Sarah was a generous listener, but from time to time she did open up about her own life, revealing her struggles with weight, or her puzzlement over the diverse expressions of faith she sampled in different campus ministries. She talked about her desire to keep life simple by staying disconnected from her father, who was mentally ill. (He would sometimes call her to chat, but would end up ranting about Lyndon LaRouche instead.)
But mostly Sarah asked questions. She made me feel like I was the most important person in the room. I think she had that effect on everyone.
So I wasn’t surprised when Sarah said she was applying to seminary. What a perfect vocation for someone who likes to ask questions, I thought. I read Sarah’s application letter for Princeton Seminary and offered a few suggestions for polishing it up. She got in to Princeton, and eventually was ordained as a pastor in the Disciples of Christ denomination. We lost touch after college.

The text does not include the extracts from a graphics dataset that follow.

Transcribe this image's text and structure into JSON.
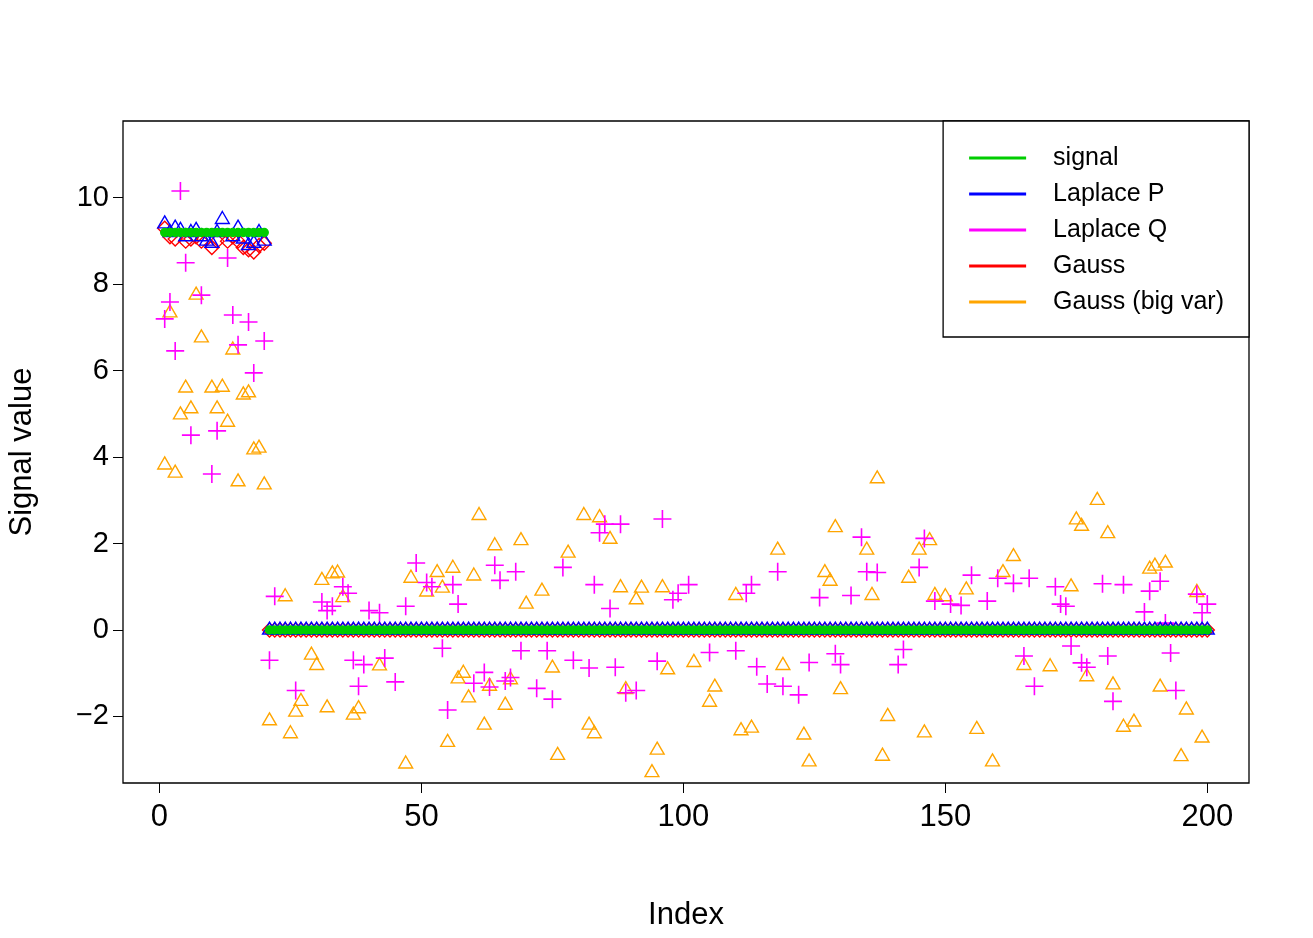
{
  "chart_data": {
    "type": "scatter",
    "xlabel": "Index",
    "ylabel": "Signal value",
    "xlim": [
      -6.96,
      207.96
    ],
    "ylim": [
      -3.54,
      11.78
    ],
    "xticks": [
      0,
      50,
      100,
      150,
      200
    ],
    "yticks": [
      -2,
      0,
      2,
      4,
      6,
      8,
      10
    ],
    "legend": "top right",
    "x": [
      1,
      2,
      3,
      4,
      5,
      6,
      7,
      8,
      9,
      10,
      11,
      12,
      13,
      14,
      15,
      16,
      17,
      18,
      19,
      20,
      21,
      22,
      23,
      24,
      25,
      26,
      27,
      28,
      29,
      30,
      31,
      32,
      33,
      34,
      35,
      36,
      37,
      38,
      39,
      40,
      41,
      42,
      43,
      44,
      45,
      46,
      47,
      48,
      49,
      50,
      51,
      52,
      53,
      54,
      55,
      56,
      57,
      58,
      59,
      60,
      61,
      62,
      63,
      64,
      65,
      66,
      67,
      68,
      69,
      70,
      71,
      72,
      73,
      74,
      75,
      76,
      77,
      78,
      79,
      80,
      81,
      82,
      83,
      84,
      85,
      86,
      87,
      88,
      89,
      90,
      91,
      92,
      93,
      94,
      95,
      96,
      97,
      98,
      99,
      100,
      101,
      102,
      103,
      104,
      105,
      106,
      107,
      108,
      109,
      110,
      111,
      112,
      113,
      114,
      115,
      116,
      117,
      118,
      119,
      120,
      121,
      122,
      123,
      124,
      125,
      126,
      127,
      128,
      129,
      130,
      131,
      132,
      133,
      134,
      135,
      136,
      137,
      138,
      139,
      140,
      141,
      142,
      143,
      144,
      145,
      146,
      147,
      148,
      149,
      150,
      151,
      152,
      153,
      154,
      155,
      156,
      157,
      158,
      159,
      160,
      161,
      162,
      163,
      164,
      165,
      166,
      167,
      168,
      169,
      170,
      171,
      172,
      173,
      174,
      175,
      176,
      177,
      178,
      179,
      180,
      181,
      182,
      183,
      184,
      185,
      186,
      187,
      188,
      189,
      190,
      191,
      192,
      193,
      194,
      195,
      196,
      197,
      198,
      199,
      200
    ],
    "series": [
      {
        "name": "signal",
        "color": "#00cd00",
        "marker": "circle",
        "values": [
          9.2,
          9.2,
          9.2,
          9.2,
          9.2,
          9.2,
          9.2,
          9.2,
          9.2,
          9.2,
          9.2,
          9.2,
          9.2,
          9.2,
          9.2,
          9.2,
          9.2,
          9.2,
          9.2,
          9.2,
          0,
          0,
          0,
          0,
          0,
          0,
          0,
          0,
          0,
          0,
          0,
          0,
          0,
          0,
          0,
          0,
          0,
          0,
          0,
          0,
          0,
          0,
          0,
          0,
          0,
          0,
          0,
          0,
          0,
          0,
          0,
          0,
          0,
          0,
          0,
          0,
          0,
          0,
          0,
          0,
          0,
          0,
          0,
          0,
          0,
          0,
          0,
          0,
          0,
          0,
          0,
          0,
          0,
          0,
          0,
          0,
          0,
          0,
          0,
          0,
          0,
          0,
          0,
          0,
          0,
          0,
          0,
          0,
          0,
          0,
          0,
          0,
          0,
          0,
          0,
          0,
          0,
          0,
          0,
          0,
          0,
          0,
          0,
          0,
          0,
          0,
          0,
          0,
          0,
          0,
          0,
          0,
          0,
          0,
          0,
          0,
          0,
          0,
          0,
          0,
          0,
          0,
          0,
          0,
          0,
          0,
          0,
          0,
          0,
          0,
          0,
          0,
          0,
          0,
          0,
          0,
          0,
          0,
          0,
          0,
          0,
          0,
          0,
          0,
          0,
          0,
          0,
          0,
          0,
          0,
          0,
          0,
          0,
          0,
          0,
          0,
          0,
          0,
          0,
          0,
          0,
          0,
          0,
          0,
          0,
          0,
          0,
          0,
          0,
          0,
          0,
          0,
          0,
          0,
          0,
          0,
          0,
          0,
          0,
          0,
          0,
          0,
          0,
          0,
          0,
          0,
          0,
          0,
          0,
          0,
          0,
          0,
          0,
          0,
          0,
          0,
          0,
          0,
          0,
          0
        ]
      },
      {
        "name": "Laplace P",
        "color": "#0000ff",
        "marker": "triangle",
        "values": [
          9.4,
          9.2,
          9.3,
          9.25,
          9.1,
          9.2,
          9.25,
          9.1,
          9.0,
          8.95,
          9.2,
          9.5,
          null,
          9.1,
          9.3,
          9.05,
          8.9,
          8.95,
          9.2,
          9.0,
          0,
          0,
          0,
          0,
          0,
          0,
          0,
          0,
          0,
          0,
          0,
          0,
          0,
          0,
          0,
          0,
          0,
          0,
          0,
          0,
          0,
          0,
          0,
          0,
          0,
          0,
          0,
          0,
          0,
          0,
          0,
          0,
          0,
          0,
          0,
          0,
          0,
          0,
          0,
          0,
          0,
          0,
          0,
          0,
          0,
          0,
          0,
          0,
          0,
          0,
          0,
          0,
          0,
          0,
          0,
          0,
          0,
          0,
          0,
          0,
          0,
          0,
          0,
          0,
          0,
          0,
          0,
          0,
          0,
          0,
          0,
          0,
          0,
          0,
          0,
          0,
          0,
          0,
          0,
          0,
          0,
          0,
          0,
          0,
          0,
          0,
          0,
          0,
          0,
          0,
          0,
          0,
          0,
          0,
          0,
          0,
          0,
          0,
          0,
          0,
          0,
          0,
          0,
          0,
          0,
          0,
          0,
          0,
          0,
          0,
          0,
          0,
          0,
          0,
          0,
          0,
          0,
          0,
          0,
          0,
          0,
          0,
          0,
          0,
          0,
          0,
          0,
          0,
          0,
          0,
          0,
          0,
          0,
          0,
          0,
          0,
          0,
          0,
          0,
          0,
          0,
          0,
          0,
          0,
          0,
          0,
          0,
          0,
          0,
          0,
          0,
          0,
          0,
          0,
          0,
          0,
          0,
          0,
          0,
          0,
          0,
          0,
          0,
          0,
          0,
          0,
          0,
          0,
          0,
          0,
          0,
          0,
          0,
          0,
          0,
          0,
          0,
          0,
          0,
          0
        ]
      },
      {
        "name": "Laplace Q",
        "color": "#ff00ff",
        "marker": "cross",
        "x": [
          1,
          2,
          3,
          4,
          5,
          6,
          8,
          10,
          11,
          13,
          14,
          15,
          17,
          18,
          20,
          21,
          22,
          26,
          31,
          32,
          33,
          35,
          36,
          37,
          38,
          39,
          40,
          42,
          43,
          45,
          47,
          49,
          51,
          52,
          54,
          55,
          56,
          57,
          60,
          62,
          63,
          64,
          65,
          66,
          67,
          68,
          69,
          72,
          74,
          75,
          77,
          79,
          82,
          83,
          84,
          85,
          86,
          87,
          88,
          89,
          91,
          95,
          96,
          98,
          99,
          101,
          105,
          110,
          112,
          113,
          114,
          116,
          118,
          119,
          122,
          124,
          126,
          129,
          130,
          132,
          134,
          135,
          137,
          141,
          142,
          145,
          146,
          148,
          151,
          153,
          155,
          158,
          160,
          163,
          165,
          166,
          167,
          171,
          172,
          173,
          174,
          176,
          177,
          180,
          181,
          182,
          184,
          188,
          189,
          191,
          192,
          193,
          194,
          198,
          199,
          200
        ],
        "values": [
          7.2,
          7.59,
          6.46,
          10.16,
          8.5,
          4.51,
          7.75,
          3.61,
          4.61,
          8.61,
          7.29,
          6.6,
          7.13,
          5.95,
          6.69,
          -0.7,
          0.78,
          -1.4,
          0.65,
          0.45,
          0.55,
          1.0,
          0.85,
          -0.7,
          -1.3,
          -0.8,
          0.45,
          0.4,
          -0.65,
          -1.2,
          0.55,
          1.55,
          1.1,
          1.0,
          -0.42,
          -1.85,
          1.05,
          0.6,
          -1.23,
          -0.98,
          -1.32,
          1.5,
          1.15,
          -1.18,
          -1.1,
          1.35,
          -0.48,
          -1.35,
          -0.48,
          -1.6,
          1.45,
          -0.7,
          -0.88,
          1.05,
          2.25,
          2.45,
          0.5,
          -0.86,
          2.45,
          -1.45,
          -1.4,
          -0.72,
          2.57,
          0.7,
          0.85,
          1.05,
          -0.52,
          -0.48,
          0.85,
          1.05,
          -0.85,
          -1.25,
          1.35,
          -1.3,
          -1.5,
          -0.75,
          0.75,
          -0.55,
          -0.8,
          0.8,
          2.15,
          1.35,
          1.33,
          -0.8,
          -0.45,
          1.45,
          2.12,
          0.67,
          0.6,
          0.57,
          1.27,
          0.67,
          1.2,
          1.08,
          -0.6,
          1.2,
          -1.3,
          1.0,
          0.6,
          0.55,
          -0.37,
          -0.76,
          -0.86,
          1.07,
          -0.6,
          -1.65,
          1.05,
          0.42,
          0.9,
          1.13,
          0.16,
          -0.53,
          -1.4,
          0.83,
          0.4,
          0.6
        ]
      },
      {
        "name": "Gauss",
        "color": "#ff0000",
        "marker": "diamond",
        "values": [
          9.3,
          9.1,
          9.05,
          null,
          9.0,
          9.05,
          9.1,
          9.0,
          null,
          8.85,
          9.0,
          null,
          9.0,
          9.1,
          9.0,
          8.85,
          8.8,
          8.75,
          8.9,
          8.95,
          0,
          0,
          0,
          0,
          0,
          0,
          0,
          0,
          0,
          0,
          0,
          0,
          0,
          0,
          0,
          0,
          0,
          0,
          0,
          0,
          0,
          0,
          0,
          0,
          0,
          0,
          0,
          0,
          0,
          0,
          0,
          0,
          0,
          0,
          0,
          0,
          0,
          0,
          0,
          0,
          0,
          0,
          0,
          0,
          0,
          0,
          0,
          0,
          0,
          0,
          0,
          0,
          0,
          0,
          0,
          0,
          0,
          0,
          0,
          0,
          0,
          0,
          0,
          0,
          0,
          0,
          0,
          0,
          0,
          0,
          0,
          0,
          0,
          0,
          0,
          0,
          0,
          0,
          0,
          0,
          0,
          0,
          0,
          0,
          0,
          0,
          0,
          0,
          0,
          0,
          0,
          0,
          0,
          0,
          0,
          0,
          0,
          0,
          0,
          0,
          0,
          0,
          0,
          0,
          0,
          0,
          0,
          0,
          0,
          0,
          0,
          0,
          0,
          0,
          0,
          0,
          0,
          0,
          0,
          0,
          0,
          0,
          0,
          0,
          0,
          0,
          0,
          0,
          0,
          0,
          0,
          0,
          0,
          0,
          0,
          0,
          0,
          0,
          0,
          0,
          0,
          0,
          0,
          0,
          0,
          0,
          0,
          0,
          0,
          0,
          0,
          0,
          0,
          0,
          0,
          0,
          0,
          0,
          0,
          0,
          0,
          0,
          0,
          0,
          0,
          0,
          0,
          0,
          0,
          0,
          0,
          0,
          0,
          0,
          0,
          0,
          0,
          0,
          0,
          0
        ]
      },
      {
        "name": "Gauss (big var)",
        "color": "#ffa500",
        "marker": "triangle",
        "x": [
          1,
          2,
          3,
          4,
          5,
          6,
          7,
          8,
          10,
          11,
          12,
          13,
          14,
          15,
          16,
          17,
          18,
          19,
          20,
          21,
          24,
          25,
          26,
          27,
          29,
          30,
          31,
          32,
          33,
          34,
          35,
          37,
          38,
          42,
          47,
          48,
          51,
          53,
          54,
          55,
          56,
          57,
          58,
          59,
          60,
          61,
          62,
          63,
          64,
          66,
          67,
          69,
          70,
          73,
          75,
          76,
          78,
          81,
          82,
          83,
          84,
          86,
          88,
          89,
          91,
          92,
          94,
          95,
          96,
          97,
          102,
          105,
          106,
          110,
          111,
          113,
          118,
          119,
          123,
          124,
          127,
          128,
          129,
          130,
          135,
          136,
          137,
          138,
          139,
          143,
          145,
          146,
          147,
          148,
          150,
          154,
          156,
          159,
          161,
          163,
          165,
          170,
          174,
          175,
          176,
          177,
          179,
          181,
          182,
          184,
          186,
          189,
          190,
          191,
          192,
          195,
          196,
          198,
          199
        ],
        "values": [
          3.82,
          7.34,
          3.63,
          4.98,
          5.6,
          5.12,
          7.75,
          6.76,
          5.6,
          5.12,
          5.62,
          4.81,
          6.48,
          3.43,
          5.44,
          5.49,
          4.17,
          4.21,
          3.36,
          -2.1,
          0.77,
          -2.4,
          -1.9,
          -1.65,
          -0.58,
          -0.82,
          1.15,
          -1.8,
          1.3,
          1.32,
          0.75,
          -1.97,
          -1.82,
          -0.83,
          -3.1,
          1.2,
          0.88,
          1.33,
          0.97,
          -2.6,
          1.43,
          -1.13,
          -1.0,
          -1.57,
          1.25,
          2.65,
          -2.2,
          -1.3,
          1.95,
          -1.74,
          -1.15,
          2.07,
          0.6,
          0.9,
          -0.88,
          -2.9,
          1.78,
          2.65,
          -2.2,
          -2.4,
          2.6,
          2.1,
          0.98,
          -1.38,
          0.7,
          0.97,
          -3.3,
          -2.78,
          0.98,
          -0.92,
          -0.75,
          -1.67,
          -1.32,
          0.8,
          -2.33,
          -2.27,
          1.85,
          -0.82,
          -2.43,
          -3.05,
          1.33,
          1.13,
          2.37,
          -1.38,
          1.85,
          0.8,
          3.5,
          -2.92,
          -2.0,
          1.2,
          1.85,
          -2.38,
          2.07,
          0.8,
          0.77,
          0.93,
          -2.3,
          -3.05,
          1.33,
          1.7,
          -0.82,
          -0.85,
          1.0,
          2.55,
          2.4,
          -1.08,
          3.0,
          2.23,
          -1.27,
          -2.25,
          -2.13,
          1.41,
          1.48,
          -1.32,
          1.55,
          -2.93,
          -1.85,
          0.87,
          -2.5
        ]
      }
    ]
  }
}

Seven years later, in 2006, I was living in Washington DC. Sarah tracked me down to invite me to her wedding in Florida. I was thrilled to re-connect by phone, but wasn’t able to go to the wedding. I was still banking up my paid time off at work after nine weeks’ maternity leave the previous fall.
Then in 2012, Sarah found me again, this time through the magic of Facebook. She was writing a book! She asked if I would edit some sample chapters Chalice Press had requested. They liked her memoir proposal and were looking to include her book in their new imprint, The Young Clergy Women Project.
My Turn to Be Curious
I printed out the files Sarah sent. As I read, I handled each page with care. Sarah had told me a little about her growing-up years, but there was much I didn’t know. I turned over each 8.5 x 11″ page on my reading stand, and I listened. I tried to hear Sarah’s voice as I remembered it from our late-night talks in college.
After Sarah signed her contract with Chalice Press she began sending the full manuscript my way, a chapter at a time. Now it was my turn to be curious. In emails and manuscript queries, a kind of back-and-forth emerged.
I asked questions. What event or prior knowledge precipitated this action or that narrative choice? What assumptions are buried inside this paragraph, and how can we bring them out? “Why did you do that?” (no judgement attached). It was an honor to be the one asking this time around.
Blessed Are the Crazy: Breaking the Silence About Mental Illness, Family, and Church is about the role mental illness in the family, specifically bipolar disorder, played in forging Sarah’s faith and outlook on life. The book is intended for all readers interested in these topics, as well as for church leaders and other helping professionals.
I’m so happy for Sarah and excited about the important message she shares in her book. We are planning to get together in October for our 15-year reunion at Trinity. Sarah will be the guest preacher at Trinity’s Margarite B. Parker Chapel on October 12.